Ireland achieves 7.7% growth in wake of debt crisis

Ireland's economy is growing at a rapid pace last experienced at the tail-end of the Celtic Tiger boom, government statisticians reported Thursday as economists declared that the country's debt crisis was dead and buried.

Rapid growth of economy helps pare deficit

A statue of author James Joyce overlooks shoppers on Dublin's North Earl Street. Joblessness has dropped to 11.1 per cent as the economy recovers. (Shawn Pogatchnik/Associated Press)

Ireland's economy is growing at a rapid pace last experienced at the tail-end of the Celtic Tiger boom, government statisticians reported Thursday as economists declared that the country's debt crisis was dead and buried.

The report from the Central Statistics Office said gross domestic product grew 7.7 per cent from July 2013 to June 2014, the biggest annual rate of growth since early 2007. It said quarterly GDP rose 1.5 per cent versus the January-March quarter.

Finance Minister Michael Noonan said the figures suggested that Ireland would record around 4.5 per cent GDP growth this year, accelerating the country's escape from debt woes that forced it to take a 2010-2013 international bailout. Earlier this year, Noonan forecast growth of just 2.1 per cent.

Credit ratings rising

Ireland has already resumed borrowing normally and its credit ratings are rising, as evidenced by Thursday's treasury sale of three-month debt securities at an effective interest rate of zero per cent. The faster Ireland's economy grows, the more easily and cheaply it can refinance its debts on bond markets.

"These latest numbers are gangbusters," said Alan McQuaid, chief economist at Merrion Stockbrokers in Dublin, who expects Ireland to post the best growth figures this year in the 18-nation zone that uses the euro currency. He said Ireland's unusually strong exposure to Britain and the United States, its two biggest export markets, was driving improvements.

Noonan said he still intends to impose further cuts, on top of a new water tax being rolled out nationwide this month, to reduce Ireland's 2015 deficit below the eurozone limit of three per cent of GDP.

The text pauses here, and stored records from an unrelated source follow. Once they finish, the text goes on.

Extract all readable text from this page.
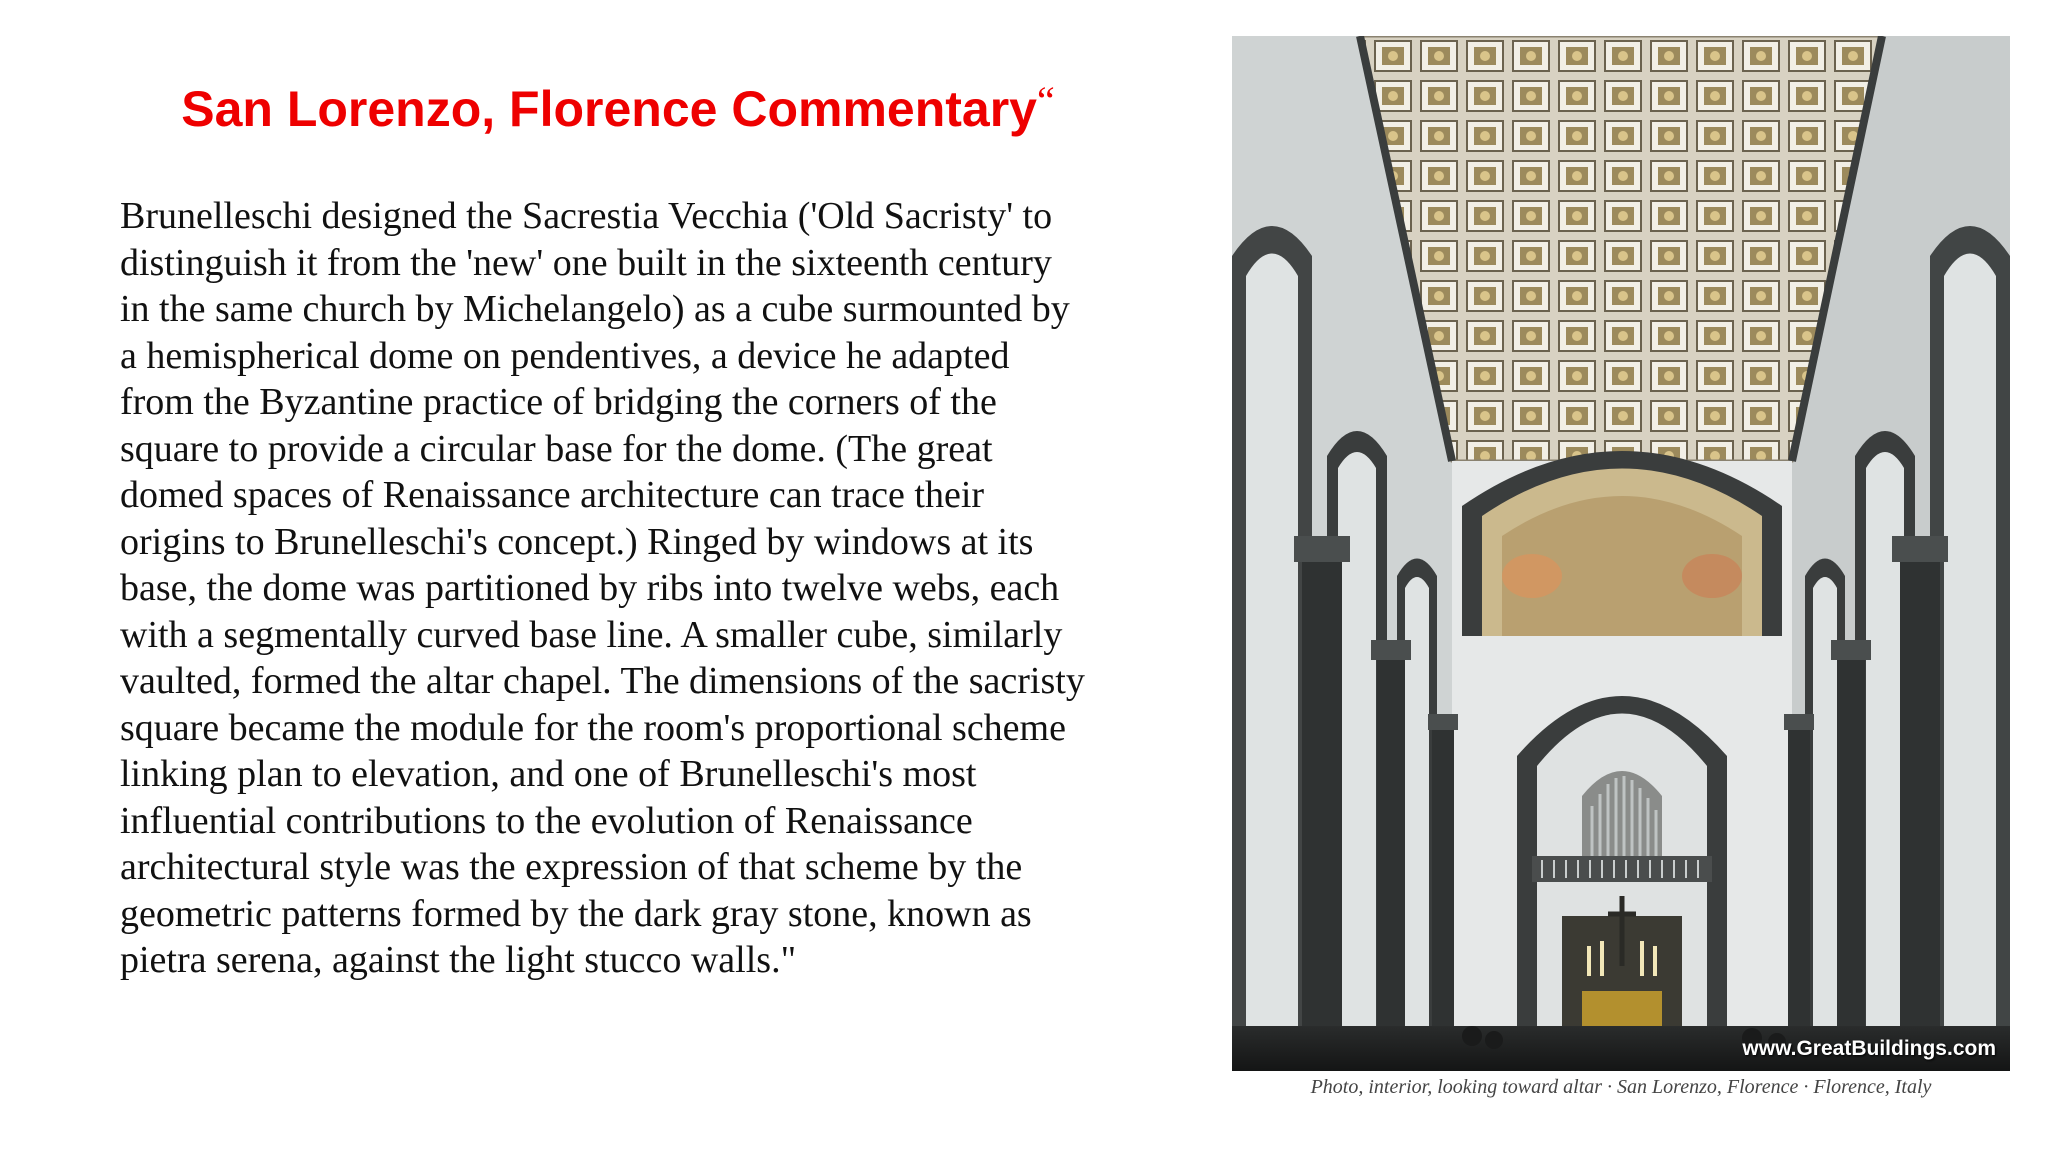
San Lorenzo, Florence Commentary“

Brunelleschi designed the Sacrestia Vecchia ('Old Sacristy' to
distinguish it from the 'new' one built in the sixteenth century
in the same church by Michelangelo) as a cube surmounted by
a hemispherical dome on pendentives, a device he adapted
from the Byzantine practice of bridging the corners of the
square to provide a circular base for the dome. (The great
domed spaces of Renaissance architecture can trace their
origins to Brunelleschi's concept.) Ringed by windows at its
base, the dome was partitioned by ribs into twelve webs, each
with a segmentally curved base line. A smaller cube, similarly
vaulted, formed the altar chapel. The dimensions of the sacristy
square became the module for the room's proportional scheme
linking plan to elevation, and one of Brunelleschi's most
influential contributions to the evolution of Renaissance
architectural style was the expression of that scheme by the
geometric patterns formed by the dark gray stone, known as
pietra serena, against the light stucco walls."

www.GreatBuildings.com
Photo, interior, looking toward altar · San Lorenzo, Florence · Florence, Italy
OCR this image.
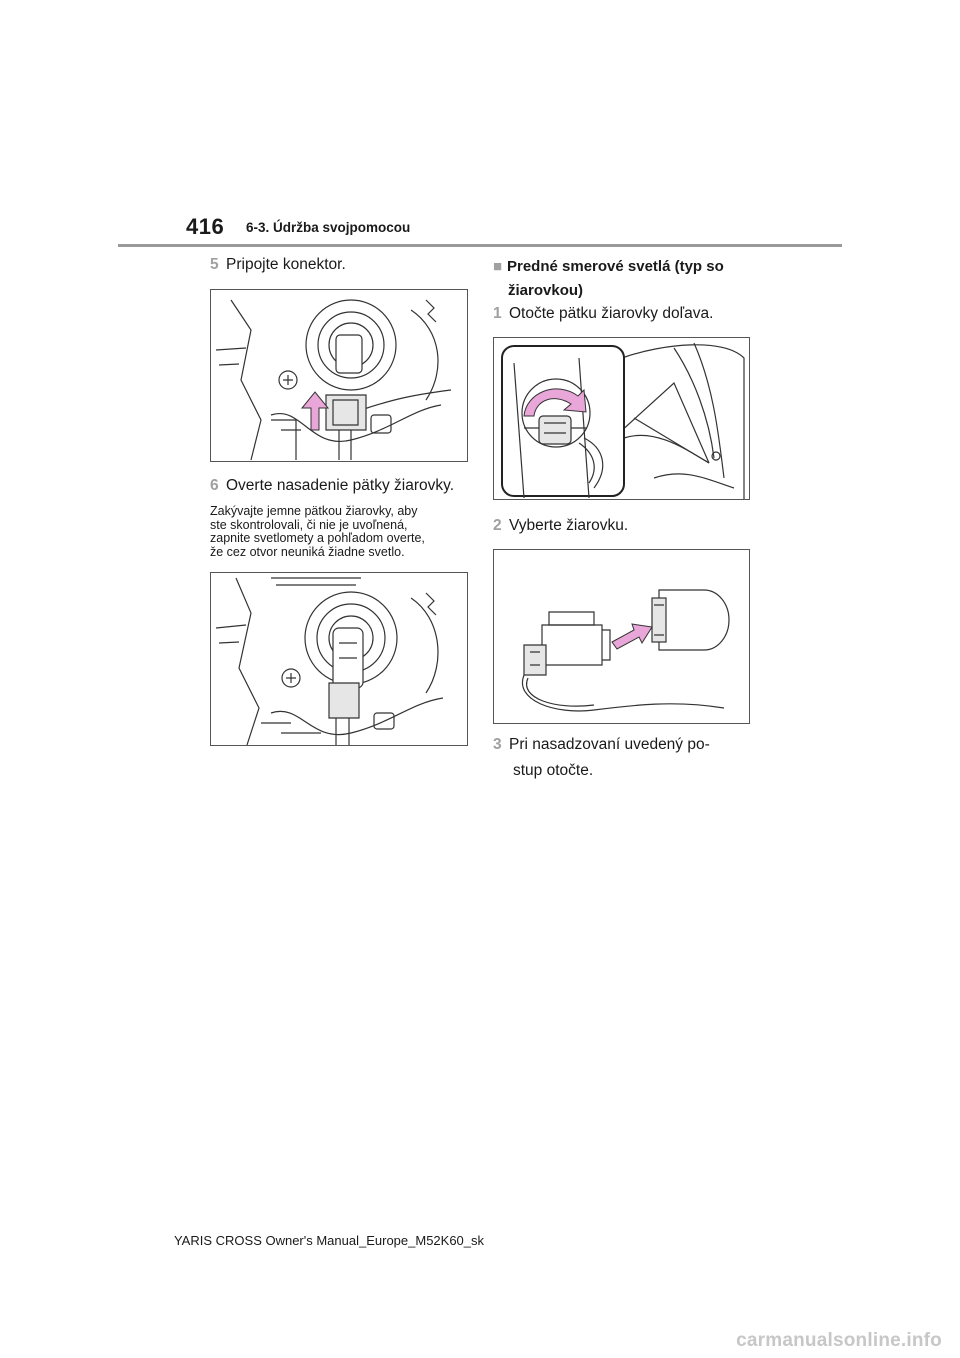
416 6-3. Údržba svojpomocou
5 Pripojte konektor.
6 Overte nasadenie pätky žiarovky.
Zakývajte jemne pätkou žiarovky, aby
ste skontrolovali, či nie je uvoľnená,
zapnite svetlomety a pohľadom overte,
že cez otvor neuniká žiadne svetlo.
■ Predné smerové svetlá (typ so
žiarovkou)
1 Otočte pätku žiarovky doľava.
2 Vyberte žiarovku.
3 Pri nasadzovaní uvedený po-
stup otočte.
YARIS CROSS Owner's Manual_Europe_M52K60_sk
carmanualsonline.info
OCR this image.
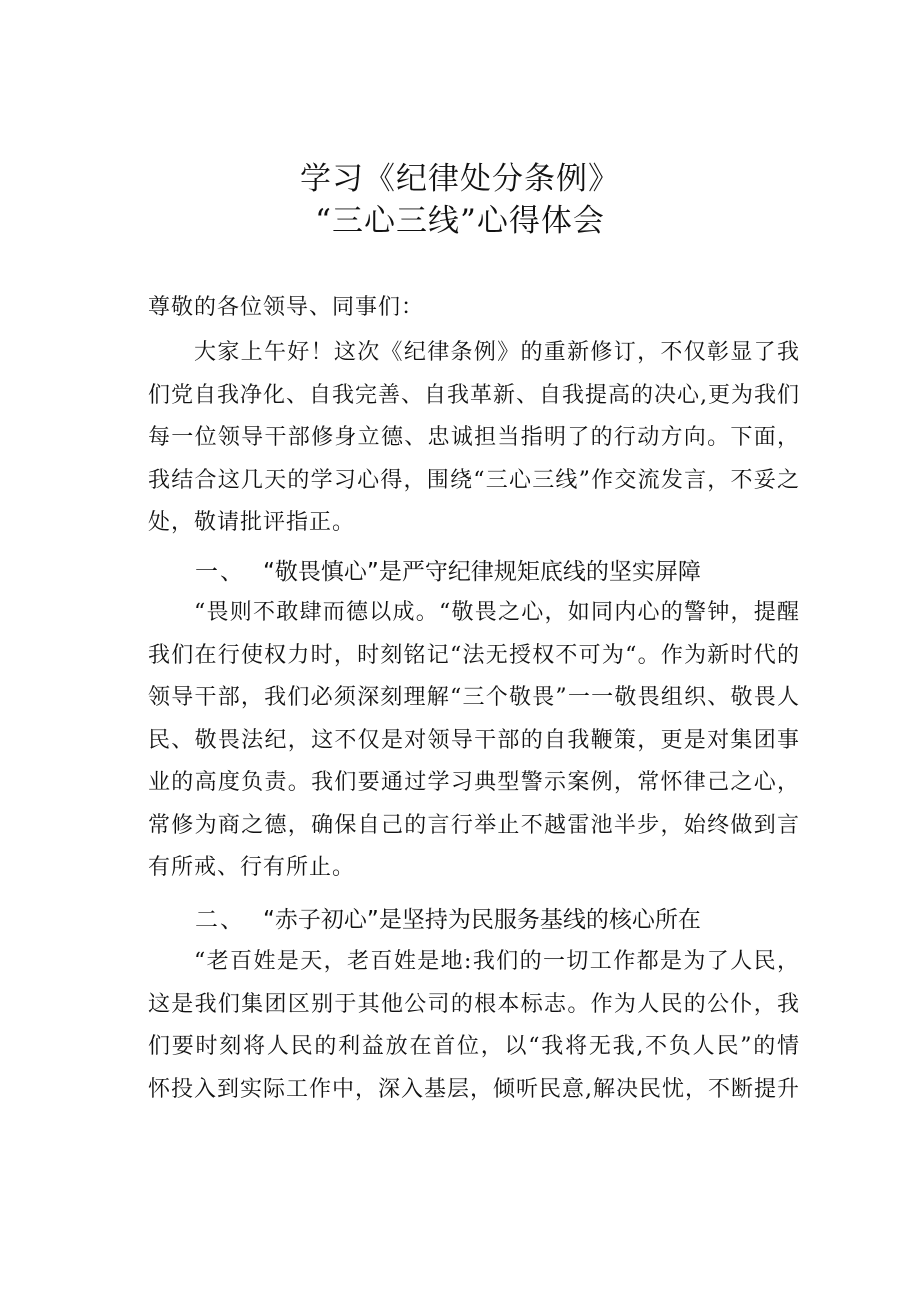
学习《纪律处分条例》
“三心三线”心得体会
尊敬的各位领导、同事们：
大家上午好！这次《纪律条例》的重新修订，不仅彰显了我们党自我净化、自我完善、自我革新、自我提高的决心,更为我们每一位领导干部修身立德、忠诚担当指明了的行动方向。下面，我结合这几天的学习心得，围绕“三心三线”作交流发言，不妥之处，敬请批评指正。
一、 “敬畏慎心”是严守纪律规矩底线的坚实屏障
“畏则不敢肆而德以成。“敬畏之心，如同内心的警钟，提醒我们在行使权力时，时刻铭记“法无授权不可为“。作为新时代的领导干部，我们必须深刻理解“三个敬畏”一一敬畏组织、敬畏人民、敬畏法纪，这不仅是对领导干部的自我鞭策，更是对集团事业的高度负责。我们要通过学习典型警示案例，常怀律己之心，常修为商之德，确保自己的言行举止不越雷池半步，始终做到言有所戒、行有所止。
二、 “赤子初心”是坚持为民服务基线的核心所在
“老百姓是天，老百姓是地:我们的一切工作都是为了人民，这是我们集团区别于其他公司的根本标志。作为人民的公仆，我们要时刻将人民的利益放在首位，以“我将无我,不负人民”的情怀投入到实际工作中，深入基层，倾听民意,解决民忧，不断提升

A bigger-than-expected GDP figure will make it easier for Ireland to achieve its deficit targets, because it means the country can carry higher levels of deficit spending and still meet, or exceed, its targets relative to the unexpectedly large size of an expanding economy. It also means stronger than expected tax collections and lower costs on welfare payments as the employment market recovers.

Deficit hit record in 2010

Ireland had been forced to flee the bond markets and seek emergency loans from European Union partners and the International Monetary Fund in 2010 as its deficit soared over 32 per cent, a European Union record, amid declining growth and overwhelming bank-rescue costs. The rapid Irish turnaround has confounded critics of austerity who have argued that a country cannot cut its way to economic recovery.

Ireland's lobbying group for employers, the Irish Business and Employers Confederation, called on Noonan to minimize further austerity measures and provide tax breaks in his 2015 budget being unveiled next month.

The group's chief economist, Fergal O'Brien, said Thursday's unexpectedly strong growth figures demonstrated "that our great recession can be consigned to the history books."

He argued that Ireland — which has imposed six straight years of austerity budgets since its credit-fueled property bubble burst, driving Irish banks and eventually the government to the brink of insolvency — "does not need any additional austerity measures to fix the public finances. It needs to keep a steady hand on expenditure, but has the capacity to cut taxes on budget day."

Joblessness dropping

Irish unemployment has been slowly declining from a 2012 peak of 15.1 per cent and today stands at 11.2 per cent, a six-year low.

Noonan said he would offer budget incentives to generate jobs and woo back university-educated 20-somethings, who have been emigrating in their tens of thousands annually since the decade-long Celtic Tiger boom collapsed in 2008. But he ruled out a generous budget because he didn't want to fuel another bubble economy.

Conall Mac Coille, chief economist at Davy Stockbrokers in Dublin, cited the breadth of growth as a particular reason for optimism.

"Every part of the economy — the export sector, construction, consumer spending — it's all picking up together and that's giving you these really strong growth rates," he said.